That is to say, it’s a delicate business, tuning an instrument. You can’t rush it. You have to listen carefully, and go back and back until it’s all done.

And even then, after every song, there may be a little more adjusting. In fact, with every piece played, one pulls a little at the strings, sometimes quite strongly, if the passion of the melody requires it. When it does, one bends the notes and slurs them for effect. And all of this heightens the tension of the strings and threatens their balance, their relative tuning. So the musician must stay alert to the composite sound of the strings.

It’s easy enough to do, because one learns to hear the whole sound together, and the false note jars on the ear, immediately.

I’m told that I grimace, that I actually pull a face, when my instrument out of tune. The moment creates in me, that is to say, a tiny frisson of pain, a microscopic shudder.

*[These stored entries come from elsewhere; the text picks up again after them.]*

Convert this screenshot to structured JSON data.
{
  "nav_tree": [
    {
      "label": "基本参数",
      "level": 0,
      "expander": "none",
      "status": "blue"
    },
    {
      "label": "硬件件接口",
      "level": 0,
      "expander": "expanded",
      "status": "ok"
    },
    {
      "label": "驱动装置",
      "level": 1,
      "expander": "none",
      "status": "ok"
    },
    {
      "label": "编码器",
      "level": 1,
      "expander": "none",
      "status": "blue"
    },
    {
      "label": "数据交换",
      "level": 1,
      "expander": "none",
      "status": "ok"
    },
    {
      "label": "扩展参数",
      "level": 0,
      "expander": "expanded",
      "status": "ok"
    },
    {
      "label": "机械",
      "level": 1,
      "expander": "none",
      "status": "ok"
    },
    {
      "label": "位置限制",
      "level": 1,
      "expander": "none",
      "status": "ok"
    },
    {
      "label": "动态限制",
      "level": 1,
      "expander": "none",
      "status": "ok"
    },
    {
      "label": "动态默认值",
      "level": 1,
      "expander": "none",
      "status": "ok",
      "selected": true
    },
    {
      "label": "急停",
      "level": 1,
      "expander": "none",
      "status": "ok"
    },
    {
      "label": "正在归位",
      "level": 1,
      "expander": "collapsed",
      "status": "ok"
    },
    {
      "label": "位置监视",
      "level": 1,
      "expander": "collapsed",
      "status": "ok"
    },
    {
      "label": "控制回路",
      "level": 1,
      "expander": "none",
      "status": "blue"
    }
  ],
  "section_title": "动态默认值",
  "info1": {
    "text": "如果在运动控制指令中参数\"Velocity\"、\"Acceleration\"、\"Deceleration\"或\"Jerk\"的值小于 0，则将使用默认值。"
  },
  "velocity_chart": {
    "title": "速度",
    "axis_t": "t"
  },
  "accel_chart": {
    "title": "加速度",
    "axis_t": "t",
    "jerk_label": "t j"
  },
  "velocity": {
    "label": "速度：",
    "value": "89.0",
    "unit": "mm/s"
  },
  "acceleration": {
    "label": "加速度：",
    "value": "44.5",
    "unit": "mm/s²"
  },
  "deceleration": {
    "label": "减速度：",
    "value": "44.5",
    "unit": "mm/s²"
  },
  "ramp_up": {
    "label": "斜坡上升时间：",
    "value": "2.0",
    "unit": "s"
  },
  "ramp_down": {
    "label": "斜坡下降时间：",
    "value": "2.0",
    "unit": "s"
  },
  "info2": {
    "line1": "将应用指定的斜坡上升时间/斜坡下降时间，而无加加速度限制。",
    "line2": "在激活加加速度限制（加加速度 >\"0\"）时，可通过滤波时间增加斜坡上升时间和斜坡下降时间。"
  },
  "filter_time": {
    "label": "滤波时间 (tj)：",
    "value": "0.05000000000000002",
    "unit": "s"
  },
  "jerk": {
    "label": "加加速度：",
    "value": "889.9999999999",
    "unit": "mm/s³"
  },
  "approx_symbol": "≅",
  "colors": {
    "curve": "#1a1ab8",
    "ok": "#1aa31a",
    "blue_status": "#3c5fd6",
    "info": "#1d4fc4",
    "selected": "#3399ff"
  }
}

But sometimes one cannot quite hear which string is out of balance. And then the musician must go back to basics, checking through each one in turn. Many musicians will use an oft-practised scale that they carry in their mind, an old tune perhaps, or some sequence of notes that aids the discovery of the note that is out of sequence, or that breaks the tune.

The thing is, it’s easier to discover which string is out of tune when it stands in relation to the others, and not when it is considered individually, tout seul.

And then when the errant string is at last discovered, it is nursed gently back into position.

At this point, if you do it wrongly, too quickly or too wildly, then you may even break the string.

Imagine that.

All your effort to bring everything into balance, and your very attention to the problem has made things worse than ever.

Of course, a new string is a small matter, but when it is lives that are out of tune with each other, then the issue is very serious.

The nearer the relationship, the more attuned you become to hearing the jarring note. Old married couples finish each other’s sentences and “just know” when the other is in pain or distress without a single word spoken.

And in a real community of faith, we need no instruction to “mourn with those who mourn” or “rejoice with those who rejoice” because we do anyway, through simple empathy. We hear the false note and respond.

So Paul acknowledged that, to the church of the Colossians, encouraging them to “Let the peace of Christ keep you in tune with each other.” (Col 3:17 MSG) Keep in tune, guys!

Once that perfect, balanced harmony is heard, there is nothing else quite like it.

Now, it is the “peace of Christ” that creates unity, restores balance and creates community. Offence and unforgiveness, bitterness and resentment are the old jarring notes of an untuned instrument.

And we keep fine-tuning, loving, keeping “no record of wrongs,” forgiving each other, “bearing with one another” or simply putting up with a bit of nonsense, until the very hills are alive with the sound of music.